Iowa becomes even more competitive 

Kim Reynolds
Gov. Kim Reynolds

While there were certainly some social issues advanced during the last legislative session giving business leaders and us concern, there’s no doubt that Iowa’s business climate continues to improve under the leadership of Iowa Gov. Kim Reynolds and Iowa Economic Development Authority (IEDA) and Iowa Finance Authority (IFA) Director Debi Durham.

Pointing to a 2.7% unemployment rate, a top five labor participation rate in the country and a business tax rate approaching a 25-year low, Ms. Reynolds highlighted her pro-business record — including recent passage of a bill that loosens child labor protections — during the Iowa Association of Business and Industry (ABI) annual conference at the DoubleTree by Hilton Hotel in Cedar Rapids on June 14.
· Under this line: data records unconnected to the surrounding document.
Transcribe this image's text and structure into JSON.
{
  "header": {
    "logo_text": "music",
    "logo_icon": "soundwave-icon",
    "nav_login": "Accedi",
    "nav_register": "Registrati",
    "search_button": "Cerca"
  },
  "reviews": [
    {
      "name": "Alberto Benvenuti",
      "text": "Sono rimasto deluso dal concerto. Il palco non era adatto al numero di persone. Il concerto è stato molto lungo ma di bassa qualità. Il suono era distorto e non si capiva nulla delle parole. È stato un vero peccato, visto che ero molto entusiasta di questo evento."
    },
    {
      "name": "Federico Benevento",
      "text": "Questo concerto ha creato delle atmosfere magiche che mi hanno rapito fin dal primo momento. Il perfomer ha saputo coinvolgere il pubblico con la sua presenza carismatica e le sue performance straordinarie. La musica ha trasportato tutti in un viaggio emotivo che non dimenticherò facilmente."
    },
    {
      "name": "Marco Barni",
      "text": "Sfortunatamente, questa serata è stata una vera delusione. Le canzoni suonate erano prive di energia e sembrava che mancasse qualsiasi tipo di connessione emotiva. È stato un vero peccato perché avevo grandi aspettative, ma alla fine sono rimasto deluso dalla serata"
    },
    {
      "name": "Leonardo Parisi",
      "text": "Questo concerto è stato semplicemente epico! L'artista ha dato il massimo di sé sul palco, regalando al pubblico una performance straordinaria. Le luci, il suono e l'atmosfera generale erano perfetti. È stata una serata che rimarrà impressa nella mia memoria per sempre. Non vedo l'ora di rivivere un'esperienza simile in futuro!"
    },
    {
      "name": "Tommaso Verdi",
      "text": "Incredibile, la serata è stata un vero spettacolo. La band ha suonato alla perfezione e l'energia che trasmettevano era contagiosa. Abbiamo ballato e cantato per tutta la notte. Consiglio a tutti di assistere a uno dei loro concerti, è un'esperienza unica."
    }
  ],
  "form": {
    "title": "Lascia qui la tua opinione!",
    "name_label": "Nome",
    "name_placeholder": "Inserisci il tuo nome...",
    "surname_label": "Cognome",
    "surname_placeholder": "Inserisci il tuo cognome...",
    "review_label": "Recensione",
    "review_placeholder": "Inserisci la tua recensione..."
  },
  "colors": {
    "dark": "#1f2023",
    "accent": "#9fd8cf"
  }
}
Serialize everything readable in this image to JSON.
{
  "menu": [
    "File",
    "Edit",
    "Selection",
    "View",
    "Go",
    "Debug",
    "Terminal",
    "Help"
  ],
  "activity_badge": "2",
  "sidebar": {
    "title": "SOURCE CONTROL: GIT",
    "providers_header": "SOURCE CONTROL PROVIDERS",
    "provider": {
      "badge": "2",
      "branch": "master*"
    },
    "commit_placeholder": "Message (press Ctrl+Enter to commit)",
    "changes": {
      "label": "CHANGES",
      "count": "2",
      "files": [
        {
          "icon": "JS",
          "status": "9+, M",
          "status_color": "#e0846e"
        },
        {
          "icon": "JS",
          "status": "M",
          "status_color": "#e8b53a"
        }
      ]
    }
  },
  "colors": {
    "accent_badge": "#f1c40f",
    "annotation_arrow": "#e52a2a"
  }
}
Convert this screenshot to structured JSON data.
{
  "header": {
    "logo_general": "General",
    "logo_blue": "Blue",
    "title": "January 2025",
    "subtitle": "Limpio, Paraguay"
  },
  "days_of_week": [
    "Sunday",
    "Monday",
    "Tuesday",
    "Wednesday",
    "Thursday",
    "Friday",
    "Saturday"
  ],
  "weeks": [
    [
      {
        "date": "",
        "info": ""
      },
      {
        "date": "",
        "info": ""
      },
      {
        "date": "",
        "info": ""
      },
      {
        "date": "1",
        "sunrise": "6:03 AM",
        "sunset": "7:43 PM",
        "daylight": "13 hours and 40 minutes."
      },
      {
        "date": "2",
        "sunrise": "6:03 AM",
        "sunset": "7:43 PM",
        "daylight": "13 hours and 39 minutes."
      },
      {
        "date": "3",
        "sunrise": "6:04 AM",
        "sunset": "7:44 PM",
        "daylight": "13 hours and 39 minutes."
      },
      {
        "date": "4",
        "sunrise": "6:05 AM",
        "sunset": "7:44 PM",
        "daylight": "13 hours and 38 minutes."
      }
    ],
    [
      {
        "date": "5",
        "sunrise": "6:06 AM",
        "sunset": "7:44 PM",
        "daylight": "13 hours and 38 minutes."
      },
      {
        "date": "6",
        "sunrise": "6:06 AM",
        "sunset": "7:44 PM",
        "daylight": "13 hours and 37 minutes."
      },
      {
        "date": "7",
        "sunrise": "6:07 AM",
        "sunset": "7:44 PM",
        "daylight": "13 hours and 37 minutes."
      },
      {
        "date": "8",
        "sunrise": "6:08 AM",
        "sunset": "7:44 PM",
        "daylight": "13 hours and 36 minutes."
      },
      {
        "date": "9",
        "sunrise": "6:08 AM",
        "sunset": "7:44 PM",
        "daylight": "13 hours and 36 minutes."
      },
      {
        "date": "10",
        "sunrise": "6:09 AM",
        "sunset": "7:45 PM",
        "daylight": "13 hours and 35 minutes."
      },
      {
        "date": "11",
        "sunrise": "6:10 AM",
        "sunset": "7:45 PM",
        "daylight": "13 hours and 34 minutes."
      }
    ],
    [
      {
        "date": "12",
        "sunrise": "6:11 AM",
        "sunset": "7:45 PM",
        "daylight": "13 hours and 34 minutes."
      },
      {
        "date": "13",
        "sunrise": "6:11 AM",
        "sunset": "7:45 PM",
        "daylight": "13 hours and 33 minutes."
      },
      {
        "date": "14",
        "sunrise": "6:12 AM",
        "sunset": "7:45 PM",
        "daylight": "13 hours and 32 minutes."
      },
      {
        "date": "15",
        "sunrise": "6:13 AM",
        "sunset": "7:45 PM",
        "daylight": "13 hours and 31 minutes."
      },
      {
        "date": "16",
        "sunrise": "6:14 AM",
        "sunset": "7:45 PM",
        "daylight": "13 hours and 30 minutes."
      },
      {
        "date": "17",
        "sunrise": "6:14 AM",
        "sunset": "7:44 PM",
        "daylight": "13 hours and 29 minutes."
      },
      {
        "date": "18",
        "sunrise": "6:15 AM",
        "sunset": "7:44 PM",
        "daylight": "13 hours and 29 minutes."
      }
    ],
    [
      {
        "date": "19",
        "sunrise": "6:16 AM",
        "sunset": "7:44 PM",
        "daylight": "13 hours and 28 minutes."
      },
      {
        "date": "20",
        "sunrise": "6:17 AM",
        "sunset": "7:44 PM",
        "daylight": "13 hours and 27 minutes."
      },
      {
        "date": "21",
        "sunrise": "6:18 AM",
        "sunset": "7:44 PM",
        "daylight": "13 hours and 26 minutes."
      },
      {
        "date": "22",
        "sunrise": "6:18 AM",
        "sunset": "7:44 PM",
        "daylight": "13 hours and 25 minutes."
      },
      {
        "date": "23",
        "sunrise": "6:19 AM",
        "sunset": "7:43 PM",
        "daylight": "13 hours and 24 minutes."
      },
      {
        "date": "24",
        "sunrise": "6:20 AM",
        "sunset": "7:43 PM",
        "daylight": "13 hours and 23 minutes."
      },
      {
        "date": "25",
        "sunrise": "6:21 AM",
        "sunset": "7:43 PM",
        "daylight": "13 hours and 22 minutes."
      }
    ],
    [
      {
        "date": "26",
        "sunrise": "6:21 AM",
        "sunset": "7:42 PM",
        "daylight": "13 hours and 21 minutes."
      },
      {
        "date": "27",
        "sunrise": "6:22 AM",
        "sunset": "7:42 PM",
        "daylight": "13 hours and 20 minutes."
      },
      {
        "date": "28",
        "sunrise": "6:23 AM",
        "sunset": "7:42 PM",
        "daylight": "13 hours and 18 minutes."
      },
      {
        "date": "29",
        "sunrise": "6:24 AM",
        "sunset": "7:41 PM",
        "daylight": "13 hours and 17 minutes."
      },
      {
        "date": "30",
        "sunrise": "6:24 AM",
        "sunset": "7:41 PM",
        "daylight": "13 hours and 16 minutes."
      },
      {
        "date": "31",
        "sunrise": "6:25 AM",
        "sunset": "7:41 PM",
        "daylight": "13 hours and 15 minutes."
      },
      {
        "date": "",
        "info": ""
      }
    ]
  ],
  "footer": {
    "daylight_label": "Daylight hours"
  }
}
“We continue to make investments in broadband, housing, and child care to strengthen the workforce and help employers attract and retain top talent,” she said.

We view the criticisms surrounding legislation signed by Ms. Reynolds which loosened child labor protections as overblown. She is simply trying to help businesses and willing employees improve the state’s continued employment and workforce challenges.

Additionally, Iowa welcomed more people than it lost (+6,300) for the first time in a decade last year, while other states experienced a negative net migration. Illinois lost more than 230,000 people in the same time period, she said.

We also appreciate her efforts to make state government more efficient. She cut 21 agencies from her cabinet — reducing it from 37 to 16 — which is estimated to save the state $213 million over four years.

The administration is now looking to continue cutting administrative code that is a deterrent to business-friendly policies in the state.

In Iowa, Ms. Reynolds said 33,300 new businesses were started in 2022, and nine of 10 exports were up year-over-year.

Ms. Reynolds was proud to acknowledge that Iowa is a leader in work-based learning and registered apprenticeship programs under her watch.

“Last year, we added more registered apprenticeship programs than any other state in the country,” Ms. Reynolds said. She added that she was in the Quad Cities several weeks ago for a signing ceremony of high school students declaring their intent to work for manufacturing companies directly after graduating.

Finally, Ms. Reynolds also noted a recent agreement between Across Wind Towers, MidAmerican Energy and SSAB Americas to discuss sustainability solutions in Iowa. The collaboration will help the companies manufacture wind towers using zero-carbon steel to power more renewable energy for the state.

We are hopeful that as the business climate continues to excel in the state with the aforementioned policy improvements, elected leaders will shift to eliminate divisive social policies so that Iowa will remain a welcoming state for everyone.